先程、ルカに言われた事と全く同じ事を彼に言われてしまい、ルカの方をちらりと見ると彼は目を逸らした。

「…後はミグに任せてもいい?」
「あぁ。わかった。」
「…ル、ルカ…」

彼は背を向けて、暗い森の中へ引き返して行った。

「行くぞ。ルナ。」
「うん…。」




「…っ!」
「おはようルナちゃん。」

医務室の白いベッドから身体を起こすと、ベッドに横たわったままのフランが、こちらを見ていた。

「あ…ごめん…。寝ちゃってた…。」
「僕も、ついさっき起きた所だから大丈夫だよ。」
「もう身体は平気?動かせそう?」
「うん。ちょっとだるいけど動けると思う。」
「じゃあ…教室に戻ろっか。」
「そうだね。」

教室に戻る途中、授業を終えたヴェラが前の方からやってきた。

「ああ。…フランだったか?もう大丈夫か?」
「はい。ルシュ様。
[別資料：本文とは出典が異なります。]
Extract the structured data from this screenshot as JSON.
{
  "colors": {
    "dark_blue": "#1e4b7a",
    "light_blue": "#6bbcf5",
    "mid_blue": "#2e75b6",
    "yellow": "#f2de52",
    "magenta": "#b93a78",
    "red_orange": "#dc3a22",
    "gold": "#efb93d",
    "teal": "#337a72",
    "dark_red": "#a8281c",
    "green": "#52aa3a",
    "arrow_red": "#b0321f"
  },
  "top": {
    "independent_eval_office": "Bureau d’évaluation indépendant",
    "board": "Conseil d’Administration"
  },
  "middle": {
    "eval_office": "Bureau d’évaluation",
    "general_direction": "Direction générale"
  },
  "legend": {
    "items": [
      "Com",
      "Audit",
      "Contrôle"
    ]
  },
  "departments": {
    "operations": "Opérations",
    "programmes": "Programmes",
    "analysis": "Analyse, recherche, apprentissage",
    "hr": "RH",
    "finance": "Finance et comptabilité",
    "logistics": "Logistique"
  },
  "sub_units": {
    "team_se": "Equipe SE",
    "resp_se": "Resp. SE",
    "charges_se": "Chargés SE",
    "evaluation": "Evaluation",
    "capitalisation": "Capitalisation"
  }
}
すみません…貴重なお時間を無駄にしてしまって…。」
「そんなことはどうでもいいが、毎回倒れられては困る。無理のない程度に頑張りなさい。」
「はい。そうします。」
「それと…。」

彼女はフランの元に近寄ると、彼の耳元で何かを囁いた。

「っ…///」

彼は驚いたように目を見開き、血の気のない白い頬がほんのり赤く染まったように見えた。

「程々にしておきなさい。フランドルフルク。」
「…は、はい。」

彼女は靴を鳴らし、私達の後ろへ歩いていった。



「あ、2人共!おかえり。」
「ちょっとフラン。大丈夫なの?ぶっ倒れたって聞いたけど。」

私の席の周りで、ララとユイが待っていてくれた。周りの生徒達は、既に寮に戻ったらしく、教室には彼女達の姿しか残っていなかった。

「ただいま、ララ。」
「大丈夫だよ。ユイちゃんが心配してくれるなんて珍しいね。」
「あたしもそこまで鬼じゃないわよ。ララがソワソワして落ち着かないから、あたしまでなんだか落ち着かなくて…それだけよ。」
「ちょっと…ユイちゃん…!私そんなにソワソワなんて…。」
「ごめんねララちゃん。心配かけて。」
「う、ううん!大丈夫ならいいの!」
「あんた達、まだ運動着のままじゃない。着替えてきなさいよ。」
「あ、そうだったね。そうするよ。」
「私達、先にルナちゃんの部屋に行ってるね。」
「うんわかった!」
「ごめん…僕、今日は部屋で休むよ。」
「…そうね。明日も授業はあるし、しっかり休んだほうがいいわね。」
「じゃあ、また明日ね。」

彼は足早に教室から出ていった。